China's State Reserves Bureau (SRB) has agreed to buy about 300,000 tonnes of aluminium at around 12,300 yuan ($1,800) per tonne in January to support producers, trading and industry sources said on Thursday. The price represents a premium of almost 10 percent over the key Shanghai aluminium futures contract, which rose 60 yuan to 11,330 yuan on Thursday, a three-week high, but still only just over half the peak reached in March this year.

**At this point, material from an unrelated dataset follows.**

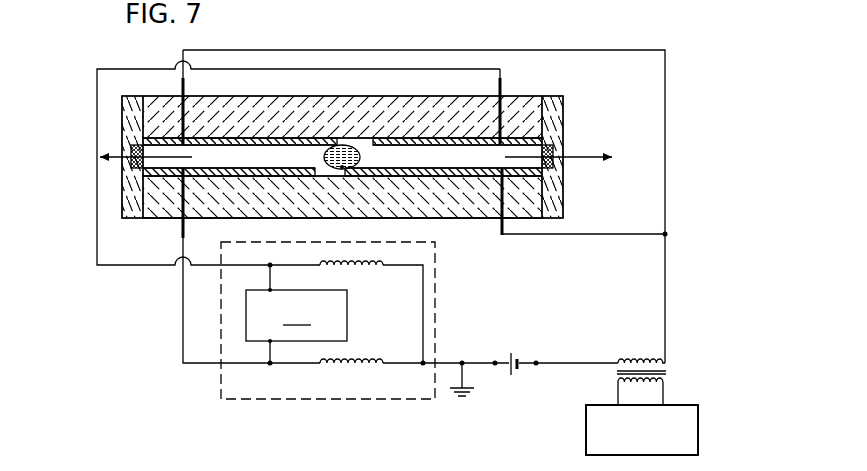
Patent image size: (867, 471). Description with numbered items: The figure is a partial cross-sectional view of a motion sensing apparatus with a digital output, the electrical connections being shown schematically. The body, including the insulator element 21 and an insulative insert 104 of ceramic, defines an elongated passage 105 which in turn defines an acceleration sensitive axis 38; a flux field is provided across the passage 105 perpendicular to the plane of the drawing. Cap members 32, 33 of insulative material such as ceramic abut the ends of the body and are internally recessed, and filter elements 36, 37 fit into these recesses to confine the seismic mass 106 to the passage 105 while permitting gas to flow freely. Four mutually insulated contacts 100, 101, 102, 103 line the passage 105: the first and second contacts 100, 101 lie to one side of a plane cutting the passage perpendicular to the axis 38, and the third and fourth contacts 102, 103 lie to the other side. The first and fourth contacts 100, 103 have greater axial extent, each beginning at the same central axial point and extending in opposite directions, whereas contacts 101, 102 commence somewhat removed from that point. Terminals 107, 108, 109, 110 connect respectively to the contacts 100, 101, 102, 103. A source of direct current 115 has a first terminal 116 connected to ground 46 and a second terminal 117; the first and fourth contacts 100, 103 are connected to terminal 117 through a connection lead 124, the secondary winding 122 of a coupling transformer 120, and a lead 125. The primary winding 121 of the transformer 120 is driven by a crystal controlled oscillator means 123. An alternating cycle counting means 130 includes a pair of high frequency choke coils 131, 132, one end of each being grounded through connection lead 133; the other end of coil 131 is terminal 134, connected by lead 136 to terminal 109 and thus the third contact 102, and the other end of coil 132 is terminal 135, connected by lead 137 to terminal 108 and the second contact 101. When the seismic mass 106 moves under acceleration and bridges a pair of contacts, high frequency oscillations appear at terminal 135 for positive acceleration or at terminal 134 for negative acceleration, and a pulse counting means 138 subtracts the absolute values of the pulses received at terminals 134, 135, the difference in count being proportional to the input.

The SRB will buy around half from Chalco, the listed arm of state metals firm Chinalco, and 20,000 from each of seven other smelters, the sources said. One industry source named the smelters as Shanxi Guanlu, Yunnan Aluminium, Henan Shenhuo, Qingtongxia, Huolinhe, Henan Wanji and Qinghai Qiaotou - all state-controlled smelters based in different regions of China.
The SRB met the eight firms on Thursday, one industry source familiar with the situation said. "The SRB said they're going to buy 300,000 tonnes in January. They did not say anything about further purchases," the same source said. Two industry sources put the total volume of sales at 290,000 tonnes, with Chalco providing 150,000 tonnes, and the price at 12,350 yuan rather than 12,300.

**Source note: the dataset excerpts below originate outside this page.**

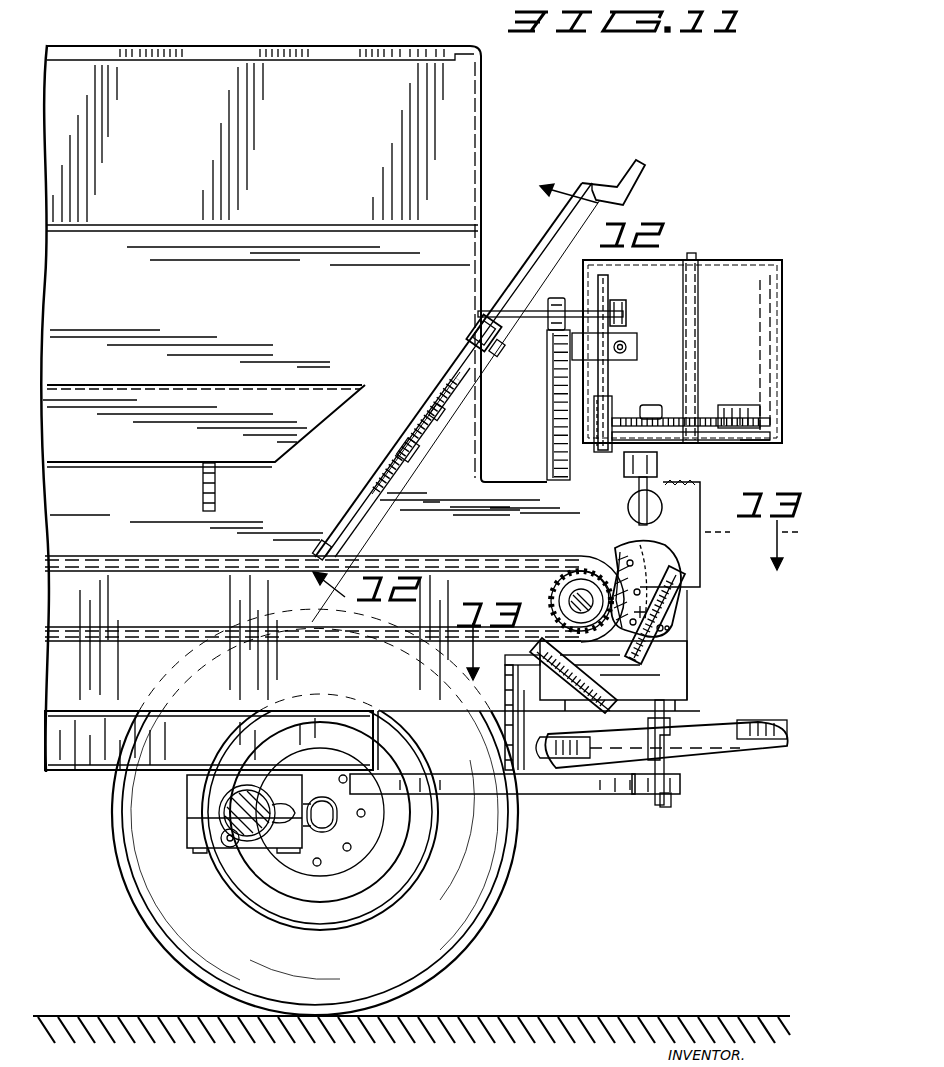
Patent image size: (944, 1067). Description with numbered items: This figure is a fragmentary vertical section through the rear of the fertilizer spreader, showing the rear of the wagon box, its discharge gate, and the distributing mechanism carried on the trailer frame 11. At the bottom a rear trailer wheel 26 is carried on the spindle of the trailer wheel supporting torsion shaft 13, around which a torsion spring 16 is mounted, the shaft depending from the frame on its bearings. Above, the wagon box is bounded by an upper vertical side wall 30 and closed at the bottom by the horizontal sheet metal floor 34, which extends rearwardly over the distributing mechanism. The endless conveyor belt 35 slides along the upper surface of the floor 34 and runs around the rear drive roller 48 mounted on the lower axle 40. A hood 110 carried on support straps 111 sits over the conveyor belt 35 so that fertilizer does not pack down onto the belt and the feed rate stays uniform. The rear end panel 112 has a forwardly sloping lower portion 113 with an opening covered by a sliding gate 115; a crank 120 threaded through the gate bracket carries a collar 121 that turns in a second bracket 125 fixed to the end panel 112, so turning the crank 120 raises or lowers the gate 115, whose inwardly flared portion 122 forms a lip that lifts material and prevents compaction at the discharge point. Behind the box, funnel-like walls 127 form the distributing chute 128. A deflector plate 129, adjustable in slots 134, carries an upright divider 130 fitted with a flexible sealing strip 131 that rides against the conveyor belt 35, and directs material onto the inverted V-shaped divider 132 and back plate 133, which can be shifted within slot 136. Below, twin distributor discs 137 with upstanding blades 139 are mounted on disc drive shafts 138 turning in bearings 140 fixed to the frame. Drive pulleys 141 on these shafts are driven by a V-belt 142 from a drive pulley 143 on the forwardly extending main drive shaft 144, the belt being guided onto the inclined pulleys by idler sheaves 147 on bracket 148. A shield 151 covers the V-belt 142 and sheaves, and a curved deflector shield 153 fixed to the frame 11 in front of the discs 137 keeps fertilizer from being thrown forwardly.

The trailer frame 11 is at (96, 772).
The trailer wheel supporting torsion shaft 13 is at (313, 850).
The torsion spring 16 is at (252, 852).
The rear trailer wheel 26 is at (488, 940).
The upper vertical side wall 30 is at (224, 46).
The floor 34 is at (185, 577).
The endless conveyor belt 35 is at (505, 556).
The lower axle 40 is at (584, 585).
The drive roller 48 is at (557, 603).
The hood 110 is at (352, 383).
The support strap 111 is at (205, 500).
The rear end panel 112 is at (482, 183).
The forwardly sloping lower portion 113 is at (432, 376).
The gate 115 is at (362, 514).
The crank 120 is at (634, 186).
The collar 121 is at (492, 352).
The inwardly flared portion 122 is at (320, 545).
The second bracket 125 is at (470, 318).
The funnel-like wall 127 is at (700, 490).
The distributing chute 128 is at (700, 592).
The deflector plate 129 is at (682, 610).
The upright divider 130 is at (702, 520).
The sealing strip 131 is at (618, 545).
The inverted V-shaped divider 132 is at (690, 678).
The back plate 133 is at (596, 685).
The slot 134 is at (669, 631).
The slot 136 is at (526, 666).
The distributor disc 137 is at (750, 765).
The disc drive shaft 138 is at (669, 805).
The blade 139 is at (568, 725).
The bearing 140 is at (625, 466).
The drive pulley 141 is at (666, 412).
The V-belt 142 is at (606, 392).
The drive pulley 143 is at (612, 300).
The main drive shaft 144 is at (537, 320).
The idler sheave 147 is at (725, 408).
The bracket 148 is at (758, 446).
The shield 151 is at (688, 258).
The curved deflector shield 153 is at (503, 748).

A Chalco spokeswoman declined to comment. Several sources said officials were still discussing further purchases and could target 1 million tonnes in total. Chinese officials have said they plan to buy up resources and materials to support producers, who are smarting from prices that have fallen below the cost of production.
"Aluminium prices were encouraged on the reserve purchase news," said analyst Jia Zheng at Southwest Futures. "The decided purchase volume seems to be lower than expected but we are looking forward to more movement by the reserve bureau." The SRB has already bought 30 tonnes of indium, a minor metal used in making LCD screens, from a large Chinese smelter, a trade source said last week. It also plans to buy 300,000 tonnes of zinc, a smelter official said last Friday.
China's aluminium companies, like their competitors world-wide and their peers in other base metals, have been forced to shut in some production to cope with the impact of the global economic crisis, which has crippled demand.
"The government has approved a total reserve build of 1 million tonnes. The SRB has not re-stocked for a long time because prices were so high. And I estimate the state reserve has only about 200,000 inventory of aluminium," said one analyst who declined to be named. Chalco's Shanghai-listed shares slumped in early trading and failed to recover, trading in a narrow range and ending 3.3 percent down at 6.510 yuan.